Antoinette Bruno, Editor-in-Chief of Starchefs.com, writes, "It's a funny thing for women to fight for the kitchen. Culturally, women were expected to cook but professionally the kitchen was dominated by men."

The S Pellegrino World's 50 Best Restaurants 2008 guide has only two female-run restaurants on it: South Africa's Margot Janse at No. 50 and Chez Panisse's Alice Waters at No. 37.

Women have more of a presence in the pastry kitchen, where they comprise roughly 77 percent of all pastry chefs and bakers. Taxing as it may be, the work tends to be more flexible, with the added benefit of coming home in the afternoon smelling like cake versus falling into bed at 3 am wrapped in the essence of fried onion.

Salary survey reports indicate that as of August 2008, women still comprise only 10 percent of the Executive Chef positions in the US and make an average of 17 percent less than male peers in the same position.

But does the industry push women out of leadership roles in the kitchen, or are women self-selecting themselves out?

"It's a grueling business," chef Mu Jing Lau of Mu Du Noodles says of her 13 year-old Pan-Asian mecca. "Restaurants need a full caretaker. I'm totally obsessed with my restaurant but it doesn't make for a well-balanced life and I wouldn't recommend it lightly."
 
According to Chef Mary Nearn of Fuego at La Posada, "Restaurant kitchens are not as appealing to women. I don't know why. Many of the women I've tried to recruit through culinary schools seem repelled by the restaurant lifestyle."

Is there a media bias against female chefs or is it a level playing field? "Gender isn't as relevant as somebody's skill set," reminds Chef Michelle Roetzer, part of a driven team of chefs—all but one of whom are women, who run the Culinary Arts program at Santa Fe Community College.

Do you have to be a better chef as a woman to earn the same status and respect as your male peers?
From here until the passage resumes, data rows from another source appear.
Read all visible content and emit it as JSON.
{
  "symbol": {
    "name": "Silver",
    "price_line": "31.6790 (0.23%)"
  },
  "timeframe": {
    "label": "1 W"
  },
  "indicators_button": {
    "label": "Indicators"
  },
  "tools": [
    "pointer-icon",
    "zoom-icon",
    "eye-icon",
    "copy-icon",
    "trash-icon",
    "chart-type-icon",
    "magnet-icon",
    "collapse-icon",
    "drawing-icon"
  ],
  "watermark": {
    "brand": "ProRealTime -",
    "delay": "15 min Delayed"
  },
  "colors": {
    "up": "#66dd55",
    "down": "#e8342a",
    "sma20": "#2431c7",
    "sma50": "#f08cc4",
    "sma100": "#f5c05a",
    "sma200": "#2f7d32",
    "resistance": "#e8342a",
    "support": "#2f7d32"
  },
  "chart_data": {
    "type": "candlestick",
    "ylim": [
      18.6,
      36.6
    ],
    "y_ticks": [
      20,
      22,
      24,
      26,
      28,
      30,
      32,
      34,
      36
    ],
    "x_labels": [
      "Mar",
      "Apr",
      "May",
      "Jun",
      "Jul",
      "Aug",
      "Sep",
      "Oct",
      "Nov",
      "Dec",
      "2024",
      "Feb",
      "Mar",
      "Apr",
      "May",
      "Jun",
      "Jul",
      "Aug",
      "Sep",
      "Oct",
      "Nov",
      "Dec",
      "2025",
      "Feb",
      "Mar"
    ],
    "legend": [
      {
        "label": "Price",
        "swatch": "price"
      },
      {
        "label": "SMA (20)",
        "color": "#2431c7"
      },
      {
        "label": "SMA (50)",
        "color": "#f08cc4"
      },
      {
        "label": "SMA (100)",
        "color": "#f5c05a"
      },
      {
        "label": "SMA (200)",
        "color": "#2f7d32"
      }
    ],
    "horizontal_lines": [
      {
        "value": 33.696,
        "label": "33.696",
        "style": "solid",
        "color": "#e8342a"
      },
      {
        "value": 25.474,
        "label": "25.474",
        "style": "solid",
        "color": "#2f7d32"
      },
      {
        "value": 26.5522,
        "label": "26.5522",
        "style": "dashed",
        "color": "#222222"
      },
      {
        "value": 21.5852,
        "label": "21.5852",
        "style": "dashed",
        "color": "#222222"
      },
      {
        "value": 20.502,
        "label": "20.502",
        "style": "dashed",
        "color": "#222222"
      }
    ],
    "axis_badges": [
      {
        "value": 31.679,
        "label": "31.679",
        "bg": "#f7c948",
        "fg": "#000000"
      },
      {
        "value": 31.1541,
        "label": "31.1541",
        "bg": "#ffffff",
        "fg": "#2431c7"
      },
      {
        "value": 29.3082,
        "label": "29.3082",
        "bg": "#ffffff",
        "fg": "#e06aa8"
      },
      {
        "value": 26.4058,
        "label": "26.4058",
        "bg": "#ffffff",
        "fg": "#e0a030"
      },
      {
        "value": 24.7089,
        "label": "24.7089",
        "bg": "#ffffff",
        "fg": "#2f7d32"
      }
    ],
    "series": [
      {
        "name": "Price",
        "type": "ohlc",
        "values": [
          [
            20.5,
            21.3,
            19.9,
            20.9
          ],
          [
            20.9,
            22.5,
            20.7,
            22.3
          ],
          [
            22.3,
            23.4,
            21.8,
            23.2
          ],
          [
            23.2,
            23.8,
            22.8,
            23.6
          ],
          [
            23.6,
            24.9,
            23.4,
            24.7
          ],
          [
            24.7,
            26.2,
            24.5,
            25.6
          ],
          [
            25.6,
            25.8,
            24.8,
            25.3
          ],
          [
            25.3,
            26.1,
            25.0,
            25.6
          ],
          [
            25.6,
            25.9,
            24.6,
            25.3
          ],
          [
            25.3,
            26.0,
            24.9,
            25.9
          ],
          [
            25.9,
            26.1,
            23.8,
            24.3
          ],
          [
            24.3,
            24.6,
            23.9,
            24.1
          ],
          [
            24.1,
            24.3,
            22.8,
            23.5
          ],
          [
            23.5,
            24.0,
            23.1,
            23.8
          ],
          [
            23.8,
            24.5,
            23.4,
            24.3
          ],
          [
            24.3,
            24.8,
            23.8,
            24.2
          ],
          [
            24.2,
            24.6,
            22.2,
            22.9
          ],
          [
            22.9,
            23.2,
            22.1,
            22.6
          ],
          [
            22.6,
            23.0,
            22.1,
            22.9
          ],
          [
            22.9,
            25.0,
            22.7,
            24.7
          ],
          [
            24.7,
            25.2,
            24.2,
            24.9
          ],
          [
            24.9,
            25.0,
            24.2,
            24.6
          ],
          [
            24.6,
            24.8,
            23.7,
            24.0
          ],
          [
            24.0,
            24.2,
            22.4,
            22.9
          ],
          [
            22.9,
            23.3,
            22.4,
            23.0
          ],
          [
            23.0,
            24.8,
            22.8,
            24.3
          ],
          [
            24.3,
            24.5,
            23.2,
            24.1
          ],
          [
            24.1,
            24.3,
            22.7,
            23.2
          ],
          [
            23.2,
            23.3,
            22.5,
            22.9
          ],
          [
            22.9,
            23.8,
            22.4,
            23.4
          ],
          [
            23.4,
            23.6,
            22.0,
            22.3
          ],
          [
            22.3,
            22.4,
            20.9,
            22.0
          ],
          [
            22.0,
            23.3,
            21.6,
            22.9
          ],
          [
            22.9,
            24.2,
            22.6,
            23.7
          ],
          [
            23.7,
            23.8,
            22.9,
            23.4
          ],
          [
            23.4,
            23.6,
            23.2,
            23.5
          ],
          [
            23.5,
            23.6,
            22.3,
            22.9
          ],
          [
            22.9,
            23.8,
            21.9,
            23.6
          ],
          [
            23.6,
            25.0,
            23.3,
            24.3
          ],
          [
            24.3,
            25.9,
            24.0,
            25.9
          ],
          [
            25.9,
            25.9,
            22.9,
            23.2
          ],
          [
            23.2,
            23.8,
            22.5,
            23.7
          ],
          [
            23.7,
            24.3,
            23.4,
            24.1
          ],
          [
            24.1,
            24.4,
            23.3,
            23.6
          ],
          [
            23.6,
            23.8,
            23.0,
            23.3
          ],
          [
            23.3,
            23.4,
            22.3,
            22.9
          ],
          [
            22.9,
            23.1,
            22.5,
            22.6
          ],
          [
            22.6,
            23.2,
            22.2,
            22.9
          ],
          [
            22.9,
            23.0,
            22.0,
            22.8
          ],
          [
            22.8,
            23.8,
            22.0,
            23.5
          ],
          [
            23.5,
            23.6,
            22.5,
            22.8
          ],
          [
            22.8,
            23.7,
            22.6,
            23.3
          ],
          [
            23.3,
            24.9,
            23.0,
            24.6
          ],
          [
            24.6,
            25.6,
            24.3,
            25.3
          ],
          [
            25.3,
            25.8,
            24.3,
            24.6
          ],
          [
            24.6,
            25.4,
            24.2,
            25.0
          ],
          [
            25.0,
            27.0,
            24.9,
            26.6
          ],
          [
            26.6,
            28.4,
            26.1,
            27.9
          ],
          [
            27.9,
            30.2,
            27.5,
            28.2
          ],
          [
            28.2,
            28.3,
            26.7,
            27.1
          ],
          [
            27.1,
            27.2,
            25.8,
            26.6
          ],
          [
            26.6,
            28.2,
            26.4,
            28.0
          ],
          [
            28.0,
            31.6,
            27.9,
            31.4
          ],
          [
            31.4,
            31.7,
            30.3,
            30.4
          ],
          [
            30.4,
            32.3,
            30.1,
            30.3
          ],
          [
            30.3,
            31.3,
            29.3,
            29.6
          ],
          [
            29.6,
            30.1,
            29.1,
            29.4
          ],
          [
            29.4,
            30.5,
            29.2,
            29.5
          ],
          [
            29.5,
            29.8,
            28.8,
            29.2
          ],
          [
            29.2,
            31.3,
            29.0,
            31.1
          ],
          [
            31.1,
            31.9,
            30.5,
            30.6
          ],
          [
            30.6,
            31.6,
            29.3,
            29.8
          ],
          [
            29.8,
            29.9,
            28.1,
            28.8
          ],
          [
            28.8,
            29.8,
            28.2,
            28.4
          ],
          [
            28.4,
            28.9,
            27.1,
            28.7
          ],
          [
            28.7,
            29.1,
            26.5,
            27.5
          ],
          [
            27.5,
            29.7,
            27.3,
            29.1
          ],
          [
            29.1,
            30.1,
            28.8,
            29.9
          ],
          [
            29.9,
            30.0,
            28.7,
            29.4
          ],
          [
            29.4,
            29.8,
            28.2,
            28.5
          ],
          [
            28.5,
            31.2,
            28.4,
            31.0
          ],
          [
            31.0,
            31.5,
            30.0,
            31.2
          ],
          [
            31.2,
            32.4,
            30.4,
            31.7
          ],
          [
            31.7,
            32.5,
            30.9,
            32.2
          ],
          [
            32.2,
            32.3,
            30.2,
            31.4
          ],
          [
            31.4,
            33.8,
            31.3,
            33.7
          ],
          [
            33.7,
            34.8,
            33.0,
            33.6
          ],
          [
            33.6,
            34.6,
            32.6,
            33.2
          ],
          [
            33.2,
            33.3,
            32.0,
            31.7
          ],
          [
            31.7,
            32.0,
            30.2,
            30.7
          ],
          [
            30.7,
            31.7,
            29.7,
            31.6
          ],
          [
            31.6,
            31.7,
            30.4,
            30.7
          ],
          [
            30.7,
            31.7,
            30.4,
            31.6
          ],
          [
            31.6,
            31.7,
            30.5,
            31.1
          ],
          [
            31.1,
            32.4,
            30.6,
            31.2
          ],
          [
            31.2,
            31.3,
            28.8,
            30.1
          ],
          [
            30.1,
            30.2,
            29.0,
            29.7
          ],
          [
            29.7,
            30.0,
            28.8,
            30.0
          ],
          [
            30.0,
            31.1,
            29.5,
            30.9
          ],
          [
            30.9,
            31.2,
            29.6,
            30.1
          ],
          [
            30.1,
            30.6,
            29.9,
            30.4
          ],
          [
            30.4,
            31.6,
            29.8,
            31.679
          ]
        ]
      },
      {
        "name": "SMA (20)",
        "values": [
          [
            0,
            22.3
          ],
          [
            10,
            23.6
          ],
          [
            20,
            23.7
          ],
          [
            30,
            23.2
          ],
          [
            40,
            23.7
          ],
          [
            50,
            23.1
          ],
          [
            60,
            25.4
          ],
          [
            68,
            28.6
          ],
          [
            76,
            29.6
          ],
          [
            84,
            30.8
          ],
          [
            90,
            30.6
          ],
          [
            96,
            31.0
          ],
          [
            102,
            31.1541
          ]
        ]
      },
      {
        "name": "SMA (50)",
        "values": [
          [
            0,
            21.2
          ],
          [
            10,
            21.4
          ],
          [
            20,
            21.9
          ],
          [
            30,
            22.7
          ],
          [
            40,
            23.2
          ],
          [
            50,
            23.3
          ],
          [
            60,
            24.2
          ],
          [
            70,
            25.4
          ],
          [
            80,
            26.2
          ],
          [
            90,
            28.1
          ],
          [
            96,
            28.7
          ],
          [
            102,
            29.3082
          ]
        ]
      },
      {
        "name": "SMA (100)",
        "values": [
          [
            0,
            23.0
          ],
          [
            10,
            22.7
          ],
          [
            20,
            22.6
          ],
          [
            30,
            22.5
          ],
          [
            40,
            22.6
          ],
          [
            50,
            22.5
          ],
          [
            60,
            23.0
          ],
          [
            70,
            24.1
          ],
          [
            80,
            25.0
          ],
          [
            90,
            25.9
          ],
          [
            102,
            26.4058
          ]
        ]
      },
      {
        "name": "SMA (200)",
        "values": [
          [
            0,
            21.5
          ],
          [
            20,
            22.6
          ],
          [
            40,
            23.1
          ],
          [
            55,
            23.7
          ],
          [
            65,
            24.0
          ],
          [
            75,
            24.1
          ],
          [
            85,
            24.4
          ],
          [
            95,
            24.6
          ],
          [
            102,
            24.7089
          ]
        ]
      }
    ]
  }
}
Chef Kim Müller of La Mancha at The Galisteo Inn says, "There's this preconception that women can't take the pressure or the stress of a restaurant kitchen, but I've always felt like I've had to work a little harder to earn respect."

When asked if they think there is an inherent difference in how women and men cook, the chefs answers are remarkably similar. Müller says, "Great women chefs are more inclined to keep food in its purest, simplest forms. Male chefs can often complicate things. Is it genetics? Who knows. Look at Thomas Keller versus Alice Waters."

Roetzer agrees, "I think that men try to force their will on their ingredients. Women tend to work with their ingredients."

Theirs is a widely-held viewpoint, as shown in published interviews with industry chefs of both sexes: Boys play with toys and women let Mother Nature do the talking. Nearn takes a more reductionistic approach: "The common thread is passion. I think that my food reflects the simplicity I strive for in life."

Nearn wonders if it's not so much media bias as it is women's reluctance to self-promote to the degree that male chefs do. After speaking with her, a second glance at the profiles of Santa Fe's most highly-lauded male chefs highlights one constant factor: the presence of a woman working by their side. Many of the women are co-owners and most of them are married to the man behind the stove:  Geronimo's PR powerhouse Jennifer Rios, Coyote Cafe co-owner Sarah DiStefano, Amavi's Heather Sellers and Maria Creighton of The Compound.

Could it be that a woman's work ethic, insight and intuition are the key to a well-oiled machine? Maybe, but now the question is how to get everyone to notice.